Dalam filsafat Islam, ada gagasan tentang tradisi keilmuan yang berkelanjutan. Para ulama berfungsi sebagai jembatan yang menghubungkan generasi yang datang setelah mereka dengan hikmah dan ajaran-ajaran yang lebih luas. Kitab Al-Fawaid menjadi warisan yang hidup, mengajak generasi muda untuk terus menyerap ilmu dan hikmah, memperkaya pemahaman mereka tentang agama, serta merenungi hubungan mereka dengan Allah dan sesama.
Pentingnya Hikmah dalam Filsafat Islam
Hikmah atau kebijaksanaan selalu menjadi pusat perhatian dalam filsafat Islam. Al-Fawaid menyuguhkan berbagai wawasan yang tidak hanya bersifat intelektual, tetapi juga spiritual. Dengan dalil-dalil dari al-Qur'an dan al-Hadist serta pendapat para ulama klasik, kitab ini menuntun pembaca untuk menemukan kebijaksanaan yang relevan dalam kehidupan sehari-hari.

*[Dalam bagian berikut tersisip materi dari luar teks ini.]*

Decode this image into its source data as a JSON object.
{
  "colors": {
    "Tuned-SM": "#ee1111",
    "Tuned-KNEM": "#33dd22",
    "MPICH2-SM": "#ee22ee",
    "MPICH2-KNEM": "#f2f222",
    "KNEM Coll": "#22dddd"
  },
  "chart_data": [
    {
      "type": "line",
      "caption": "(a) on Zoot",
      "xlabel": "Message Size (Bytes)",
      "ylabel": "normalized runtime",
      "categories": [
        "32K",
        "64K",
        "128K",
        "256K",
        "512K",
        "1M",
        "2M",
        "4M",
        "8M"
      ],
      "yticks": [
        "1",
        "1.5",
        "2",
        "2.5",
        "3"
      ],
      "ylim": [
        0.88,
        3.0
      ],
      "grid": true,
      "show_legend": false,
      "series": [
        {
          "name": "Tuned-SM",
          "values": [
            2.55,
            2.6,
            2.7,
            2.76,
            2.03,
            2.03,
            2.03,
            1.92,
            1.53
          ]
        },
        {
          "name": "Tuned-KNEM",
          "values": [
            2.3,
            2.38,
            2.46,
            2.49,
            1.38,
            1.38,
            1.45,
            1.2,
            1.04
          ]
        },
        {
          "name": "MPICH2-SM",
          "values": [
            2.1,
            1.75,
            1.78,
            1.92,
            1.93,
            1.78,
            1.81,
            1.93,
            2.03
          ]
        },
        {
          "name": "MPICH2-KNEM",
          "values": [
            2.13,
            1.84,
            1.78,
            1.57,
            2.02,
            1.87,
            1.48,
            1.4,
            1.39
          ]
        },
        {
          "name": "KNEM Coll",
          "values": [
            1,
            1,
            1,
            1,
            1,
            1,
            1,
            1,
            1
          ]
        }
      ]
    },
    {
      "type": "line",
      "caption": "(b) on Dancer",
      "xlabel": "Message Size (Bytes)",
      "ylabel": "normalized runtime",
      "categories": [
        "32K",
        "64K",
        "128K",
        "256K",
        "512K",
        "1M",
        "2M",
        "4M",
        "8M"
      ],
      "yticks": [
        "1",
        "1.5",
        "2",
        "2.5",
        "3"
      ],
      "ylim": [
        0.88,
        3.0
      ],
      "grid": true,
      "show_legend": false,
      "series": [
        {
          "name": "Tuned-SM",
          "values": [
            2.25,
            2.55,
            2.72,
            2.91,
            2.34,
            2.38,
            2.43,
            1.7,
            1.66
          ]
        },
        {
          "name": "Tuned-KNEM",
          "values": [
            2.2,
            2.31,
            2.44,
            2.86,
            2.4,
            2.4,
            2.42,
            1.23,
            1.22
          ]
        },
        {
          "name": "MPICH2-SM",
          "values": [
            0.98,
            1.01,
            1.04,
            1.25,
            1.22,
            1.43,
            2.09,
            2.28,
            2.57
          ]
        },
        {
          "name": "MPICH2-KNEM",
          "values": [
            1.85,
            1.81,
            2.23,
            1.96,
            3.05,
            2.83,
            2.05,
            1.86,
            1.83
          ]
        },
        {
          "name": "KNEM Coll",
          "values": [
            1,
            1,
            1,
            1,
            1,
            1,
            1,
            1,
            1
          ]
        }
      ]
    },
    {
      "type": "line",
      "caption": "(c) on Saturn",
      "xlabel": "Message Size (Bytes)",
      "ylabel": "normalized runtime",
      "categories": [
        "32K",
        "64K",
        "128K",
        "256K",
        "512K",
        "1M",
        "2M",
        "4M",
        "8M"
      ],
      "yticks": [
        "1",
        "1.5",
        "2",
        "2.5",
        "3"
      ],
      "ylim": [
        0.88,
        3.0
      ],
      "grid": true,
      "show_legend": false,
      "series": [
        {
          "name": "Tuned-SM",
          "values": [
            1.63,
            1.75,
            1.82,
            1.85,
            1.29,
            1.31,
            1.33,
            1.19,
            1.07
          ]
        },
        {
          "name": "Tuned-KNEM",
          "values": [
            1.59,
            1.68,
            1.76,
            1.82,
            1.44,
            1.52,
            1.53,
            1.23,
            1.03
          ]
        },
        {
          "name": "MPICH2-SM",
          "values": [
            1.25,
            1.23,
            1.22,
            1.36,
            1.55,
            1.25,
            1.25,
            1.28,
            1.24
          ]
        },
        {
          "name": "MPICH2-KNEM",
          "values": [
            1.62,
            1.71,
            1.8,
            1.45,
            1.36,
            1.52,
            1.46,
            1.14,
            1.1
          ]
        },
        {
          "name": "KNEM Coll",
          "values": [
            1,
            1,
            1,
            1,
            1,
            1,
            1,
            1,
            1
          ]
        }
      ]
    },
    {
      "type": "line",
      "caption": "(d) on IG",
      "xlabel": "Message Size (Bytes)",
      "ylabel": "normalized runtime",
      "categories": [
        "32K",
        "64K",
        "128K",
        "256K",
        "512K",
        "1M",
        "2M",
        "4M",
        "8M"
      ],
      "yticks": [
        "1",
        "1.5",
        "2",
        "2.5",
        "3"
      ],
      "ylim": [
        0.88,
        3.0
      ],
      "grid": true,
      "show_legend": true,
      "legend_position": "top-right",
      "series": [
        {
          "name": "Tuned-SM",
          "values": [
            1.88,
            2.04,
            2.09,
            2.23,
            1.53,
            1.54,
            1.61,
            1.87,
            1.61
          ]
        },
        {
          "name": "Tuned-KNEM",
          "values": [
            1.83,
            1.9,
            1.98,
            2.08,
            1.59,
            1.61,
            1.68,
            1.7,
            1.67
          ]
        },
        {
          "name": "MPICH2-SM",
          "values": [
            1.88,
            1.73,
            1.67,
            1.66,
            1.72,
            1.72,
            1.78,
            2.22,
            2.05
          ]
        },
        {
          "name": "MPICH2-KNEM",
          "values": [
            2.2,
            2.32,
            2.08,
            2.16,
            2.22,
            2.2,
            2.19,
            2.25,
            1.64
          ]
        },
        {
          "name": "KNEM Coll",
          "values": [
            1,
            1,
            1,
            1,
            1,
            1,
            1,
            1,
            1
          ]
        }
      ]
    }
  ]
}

Filsuf Islam seperti Al-Ghazali dan Ibn Sina menekankan bahwa kebijaksanaan sejati datang dari pemahaman yang mendalam tentang Tuhan dan bagaimana menjalani kehidupan dengan penuh etika dan kesadaran spiritual. Dalam Kitab Al-Fawaid, ajaran ini terwujud dalam bentuk doa, nasihat, dan pemikiran mendalam tentang hubungan manusia dengan Allah serta sesama manusia.
Kitab Al-Fawaid adalah warisan intelektual yang kaya, menggambarkan sintesis antara pengetahuan agama dan kehidupan praktis. Di dalamnya, tersimpan paduan kebijaksanaan yang mencakup aspek teologis, etika, dan spiritual, yang semuanya berakar pada pemikiran filsafat Islam tentang pentingnya manusia mengenal Tuhan dan menjalankan kehidupan dengan penuh hikmah. Ini bukan hanya sekadar teks agama, melainkan panduan hidup yang berakar pada tradisi hikmah Islam, yang akan terus menginspirasi generasi mendatang untuk mencari pencerahan di jalan Allah.